Now I definitely hadn't planned on this, because I'd always considered naively that my paternal line consisted of God-fearing law-abiding English citizens. And who was this 26-year-old
William Skyvington condemned to six months' hard labor (no doubt in the notorious Newgate Prison) for fraud? I compared the details with my archives. Shit, it was my great-grandfather! Through the few facts I'd obtained about him, I'd always held him in high esteem. How on earth could he have been tempted to turn to crime?
The archaic courtroom of the Old Bailey looked something like this when William Skyvington was tried:

The prison (demolished in 1902) was located alongside the Old Bailey:

It was a place of terror. Up until 1868, public hangings were carried out in front of Newgate Prison, and Londoners paid big sums of money to watch the spectacles from neighborhood windows.

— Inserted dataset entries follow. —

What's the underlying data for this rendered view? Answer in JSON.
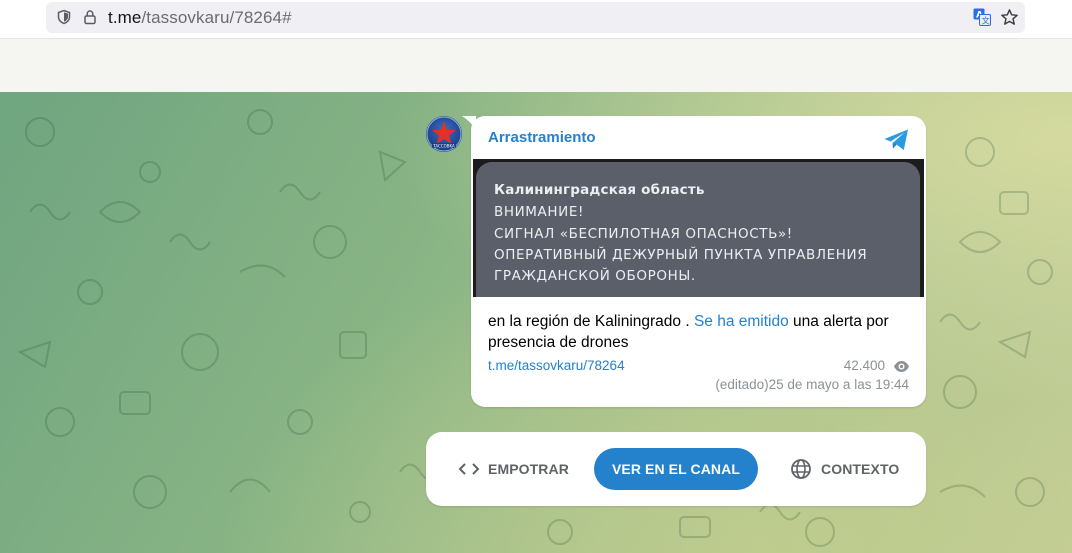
{
  "browser": {
    "url_host": "t.me",
    "url_path": "/tassovkaru/78264#"
  },
  "post": {
    "channel_name": "Arrastramiento",
    "media": {
      "lines": [
        "Калининградская область",
        "ВНИМАНИЕ!",
        "СИГНАЛ «БЕСПИЛОТНАЯ ОПАСНОСТЬ»!",
        "ОПЕРАТИВНЫЙ ДЕЖУРНЫЙ ПУНКТА УПРАВЛЕНИЯ",
        "ГРАЖДАНСКОЙ ОБОРОНЫ."
      ]
    },
    "text_before": "en la región de Kaliningrado . ",
    "text_link": "Se ha emitido",
    "text_after": " una alerta por presencia de drones",
    "link": "t.me/tassovkaru/78264",
    "views": "42.400",
    "edited_date": "(editado)25 de mayo a las 19:44"
  },
  "actions": {
    "embed_label": "EMPOTRAR",
    "view_channel_label": "VER EN EL CANAL",
    "context_label": "CONTEXTO"
  },
  "colors": {
    "accent": "#2481cc",
    "alert_card": "#5a5f69"
  },
  "icons": {
    "address_bar": [
      "shield-icon",
      "lock-icon",
      "translate-icon",
      "star-icon"
    ],
    "post": [
      "telegram-icon",
      "eye-icon"
    ],
    "actions": [
      "code-icon",
      "globe-icon"
    ]
  }
}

Inside the overcrowded prison, once described by
Henry Fielding as a "prototype of hell", lack of ventilation and hygiene brought about the death of countless inmates.
Charles Dickens was fascinated by this foul place, and wrote of it in
Barnaby Rudge,
Oliver Twist and
Great Expectations.
Here is a photo of William Skyvington with his wife
Eliza Mepham and their son
Ernest, my future grandfather:

I've found a lot of basic facts concerning this William Skyvington, up until about the time that this photo was taken, around 1892. But he then disappears from the scene, and we know nothing more about him. In particular, I've never succeeded in finding his death certificate. So, when I learned yesterday that he had been thrown into prison in 1898, I immediately imagined that he had probably died a miserable stealthy death at Newgate. That idea started off a chain of reflections in my mind and, by the end of the evening, I had ended up—through a purely cerebral activity of reasoning—with a rich set of plausible speculations… which I shall now outline.
First, if he had indeed died in prison, then it was very strange that the authorities had made no record of that death. In my Australian research concerning convicts and bushrangers, I discovered that individuals in these categories are among the most highly documented folk you could imagine, for obvious reasons. So, I soon concluded that it was unthinkable that William Skyvington might have died during his short stay at Newgate without leaving behind a death certificate.
Next, the aspect of this crime and imprisonment that annoyed me the most was the fact that my grandfather in Australia had never, at any moment, told us that his father had run into trouble of this kind. Why had he decided to keep this sad affair secret? Little by little, I found this idea, not only annoying, but frankly unlikely. If my grandfather had never told us about the imprisonment of his father, the most likely reason was that he himself had never been aware of this event. In other words, when he arrived in Australia as an adolescent in 1908, not only had my future grandfather lost his mother to tuberculosis, but he was no doubt totally unaware of events in the life of his father, including the fact that he had been in prison. At that moment, an important question jumped into my mind.
Could William Skyvington have in fact abandoned his son, and established another family, with a new wife?No sooner had I asked that question than I searched through my archives (collected over a quarter of a century) looking for an individual with a similar name and age, but associated with a new wife and family. Sure enough, I soon came upon such a situation… down in Cornwall, far away from London. Everything started to fall into place rapidly and convincingly. By the end of the evening, I was convinced that I had discovered, for my great-grandfather, a plausible "second life"… which he had probably started to lead straight after his release from prison.
It will take me a while to obtain all the necessary records, to confirm my speculations. But I'm sure I'm on the right path.
In other words, just as I was shocked yesterday to learn that William Skyvington had been a criminal, he too might well have been sufficiently shocked by that experience to abandon his son and start out on an entirely new life. In fact, the word "abandon" must be relativized, in that Ernest Skyvington had been cared for perfectly by his late mother's Mepham family, with whom he remained in contact after he settled in the Antipodes. But he reached Australia as if he were the last of the Skyvingtons. And everybody tended to believe him. As of yesterday, for the first time ever, I'm convinced that this was
not the case. Both his father and his Skyvington grandfather were surely still living in southern England.